Spondin-2 (SPON2), a More Prostate-Cancer-Specific Diagnostic Biomarker

BackgroundProstate-specific antigen (PSA) screening, although common, has recently been called into question. To find prostate cancer (PCa) diagnostic biomarkers that can make up for the defects of PSA, we compared the secretomes of several benign and PCa cell lines, selected candidate molecules, and then confirmed their clinical value. Methodology/Principal FindingsWe first identified extracellular proteins by two-dimensional gel electrophoresis (2-DE) coupled with liquid chromatography-tandem mass spectrometry (LC-MS/MS) identification. We then validated the secreted proteins on a cellular level, and finally determined whether they could be used as PCa diagnostic biomarkers using prostate tissue and serum specimens of Chinese volunteers by immunohistostaining and sandwich ELISA. We obtained credible extracellular protein 2-DE graphs of prostate cell lines. The 5 spots that showed superior repeatability were selected for LC-MS/MS analysis, which identified seven candidate molecules. One of the candidate molecules, spondin-2 (SPON2), was only expressed in the conditioned media (CM) of androgen receptor (AR) positive PCa cell lines. Using tissue microarray by immunohistostaining, we found SPON2 to be over-expressed in PCa. SPON2 staining was more intense in Gleason score sum 7–8 and in PCa patients with metastasis. By receiver operator characteristic (ROC) curve analysis, we found that the serum SPON2 level was elevated in PCa patients, showing sensitivity and specificity suitable for diagnostic use. We also found that SPON2 could be used to identify PCa patients with serum PSA levels no higher than 10 ng/ml from healthy elderly men. Conclusion/SignificanceSPON2 is a new serum and histological diagnostic biomarker for PCa. It can avoid some of the problems of PSA testing and was here found to offer relatively high sensitivity and specificity relative to PSA.

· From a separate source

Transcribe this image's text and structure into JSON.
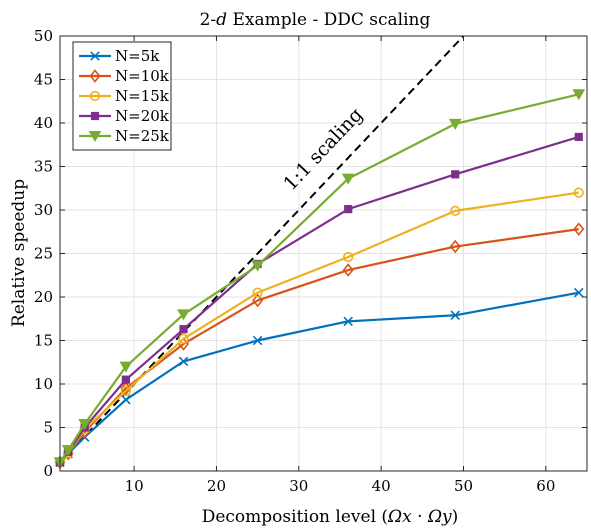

背景 前列腺特异性抗原（Prostate-specific antigen, PSA）筛查虽为临床常规手段，但近年来其应用价值饱受争议。为发掘可弥补PSA筛查缺陷的前列腺癌（Prostate cancer, PCa）诊断生物标志物，本研究对比了多株良性与前列腺癌细胞系的分泌组，筛选候选分子并验证其临床应用价值。 方法与主要研究结果 本研究首先通过二维凝胶电泳（two-dimensional gel electrophoresis, 2-DE）结合液相色谱-串联质谱（liquid chromatography-tandem mass spectrometry, LC-MS/MS）鉴定细胞外蛋白；随后在细胞水平验证候选分泌蛋白；最终借助免疫组化染色与夹心酶联免疫吸附试验（sandwich ELISA），利用中国志愿者的前列腺组织与血清样本，评估这些蛋白作为前列腺癌诊断生物标志物的可行性。本研究获得了可信度较高的前列腺细胞系细胞外蛋白2-DE图谱，选取5个重复性优异的蛋白斑点进行LC-MS/MS分析，共鉴定出7个候选分子。其中候选分子之一——黏附蛋白-2（spondin-2, SPON2）——仅在雄激素受体（androgen receptor, AR）阳性前列腺癌细胞系的条件培养基（conditioned media, CM）中表达。通过组织微阵列免疫组化分析，本研究发现SPON2在前列腺癌组织中呈高表达；其染色强度在格里森评分7~8分的肿瘤样本及发生转移的前列腺癌患者中更为显著。受试者工作特征（receiver operator characteristic, ROC）曲线分析显示，前列腺癌患者血清SPON2水平显著升高，其诊断灵敏度与特异性均符合临床诊断要求。此外，本研究发现SPON2可用于区分血清PSA水平不高于10 ng/ml的前列腺癌患者与健康老年男性。 结论与意义 SPON2是一种新型的血清与组织学前列腺癌诊断生物标志物，可规避PSA筛查的部分局限性，且相较于PSA，本研究证实其具备更优异的诊断灵敏度与特异性。